Ручной Привод - Панов Вадим Юрьевич. Страница 6
– Придумай что-нибудь другое, – предложил молодой человек.
– Придется с кем-нибудь переспать.
– Правильно, – одобрил Олег. – Так надежнее.
– Так ты врал, что ревнуешь!
– Ревную, – признал молодой человек. – Но сейчас мы не о развлечениях говорим, а о бизнесе. А это совсем другое дело.
– Бестолочь!
Они любили подкалывать друг друга подобным образом, шутили, смеялись, но никогда не говорили в открытую, что сейчас – по крайней мере сейчас! – за этими словами ничего нет и быть не может. Сейчас они смотрели только друг на друга. И им это нравилось.

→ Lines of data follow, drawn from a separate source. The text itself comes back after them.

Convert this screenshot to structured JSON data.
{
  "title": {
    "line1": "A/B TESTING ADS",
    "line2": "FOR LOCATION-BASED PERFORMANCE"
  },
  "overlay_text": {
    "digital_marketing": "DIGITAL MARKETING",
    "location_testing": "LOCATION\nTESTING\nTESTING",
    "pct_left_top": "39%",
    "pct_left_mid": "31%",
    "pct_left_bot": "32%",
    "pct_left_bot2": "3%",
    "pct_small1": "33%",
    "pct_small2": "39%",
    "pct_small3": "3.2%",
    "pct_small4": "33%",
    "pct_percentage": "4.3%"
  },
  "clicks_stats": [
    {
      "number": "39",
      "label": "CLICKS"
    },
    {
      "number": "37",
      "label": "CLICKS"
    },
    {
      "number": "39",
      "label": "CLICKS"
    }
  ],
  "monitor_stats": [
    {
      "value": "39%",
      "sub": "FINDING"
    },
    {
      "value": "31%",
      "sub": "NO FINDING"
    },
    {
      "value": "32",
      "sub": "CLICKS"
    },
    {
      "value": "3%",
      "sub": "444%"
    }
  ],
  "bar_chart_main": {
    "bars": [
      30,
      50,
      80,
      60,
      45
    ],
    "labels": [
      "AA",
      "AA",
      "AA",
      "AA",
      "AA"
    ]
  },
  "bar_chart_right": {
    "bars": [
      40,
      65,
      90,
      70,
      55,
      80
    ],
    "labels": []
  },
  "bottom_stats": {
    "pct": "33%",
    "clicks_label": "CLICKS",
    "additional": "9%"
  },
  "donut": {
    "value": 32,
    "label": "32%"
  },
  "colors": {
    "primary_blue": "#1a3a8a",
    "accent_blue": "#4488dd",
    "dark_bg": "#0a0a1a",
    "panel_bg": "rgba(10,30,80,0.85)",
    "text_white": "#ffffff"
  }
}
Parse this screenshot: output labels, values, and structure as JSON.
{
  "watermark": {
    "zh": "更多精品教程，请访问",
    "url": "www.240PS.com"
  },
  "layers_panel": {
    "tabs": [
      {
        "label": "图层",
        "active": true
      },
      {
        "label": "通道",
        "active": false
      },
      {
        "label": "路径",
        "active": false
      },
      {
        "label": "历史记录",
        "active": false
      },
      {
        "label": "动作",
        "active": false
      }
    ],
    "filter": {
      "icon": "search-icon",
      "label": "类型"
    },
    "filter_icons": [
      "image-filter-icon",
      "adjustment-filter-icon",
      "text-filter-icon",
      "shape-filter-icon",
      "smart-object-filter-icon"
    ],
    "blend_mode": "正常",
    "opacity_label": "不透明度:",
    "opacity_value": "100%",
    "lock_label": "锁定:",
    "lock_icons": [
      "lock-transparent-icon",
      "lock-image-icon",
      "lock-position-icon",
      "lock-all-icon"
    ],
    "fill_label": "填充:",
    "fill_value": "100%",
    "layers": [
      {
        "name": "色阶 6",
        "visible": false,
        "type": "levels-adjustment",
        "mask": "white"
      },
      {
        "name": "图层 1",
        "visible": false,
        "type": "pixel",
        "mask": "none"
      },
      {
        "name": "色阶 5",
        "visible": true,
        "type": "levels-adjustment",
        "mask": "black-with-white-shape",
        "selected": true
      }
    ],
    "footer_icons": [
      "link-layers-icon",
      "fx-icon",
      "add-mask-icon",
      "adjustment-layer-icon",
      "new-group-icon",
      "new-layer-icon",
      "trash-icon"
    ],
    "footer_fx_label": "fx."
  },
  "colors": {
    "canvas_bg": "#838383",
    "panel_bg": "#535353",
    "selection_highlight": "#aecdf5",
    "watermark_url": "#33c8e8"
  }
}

Олег поцеловал девушку в щеку и тихо сказал:
– Не жалеешь, что отказалась от предложения НТВ?
– Быть светским репортером? Нет, не для меня.
– Опыта набралась бы. Нужные знакомства завела.
– Нужно сразу штурмовать серьезные крепости, Олег. С хорошим материалом.
– Честно говоря, эти возвращения не кажутся мне серьезной темой.
Юля упрямо выпятила нижнюю губу:
– Посмотрим.
Фургон «Шевроле» с орегонскими номерами, цельнометаллический, темного цвета – словно взятый напрокат из дешевого голливудского боевика, – стоял у тротуара, напротив дверей навсегда закрытой прачечной. Двигатель машины тихонько урчал на холостом ходу, выплевывая тоненькую струйку выхлопа, однако свет был выключен, а «дворники», несмотря на довольно сильный дождь, не работали. И даже те двое, на передних сиденьях, переговаривались тихим шепотом, словно опасаясь привлечь к себе лишнее внимание прохожих.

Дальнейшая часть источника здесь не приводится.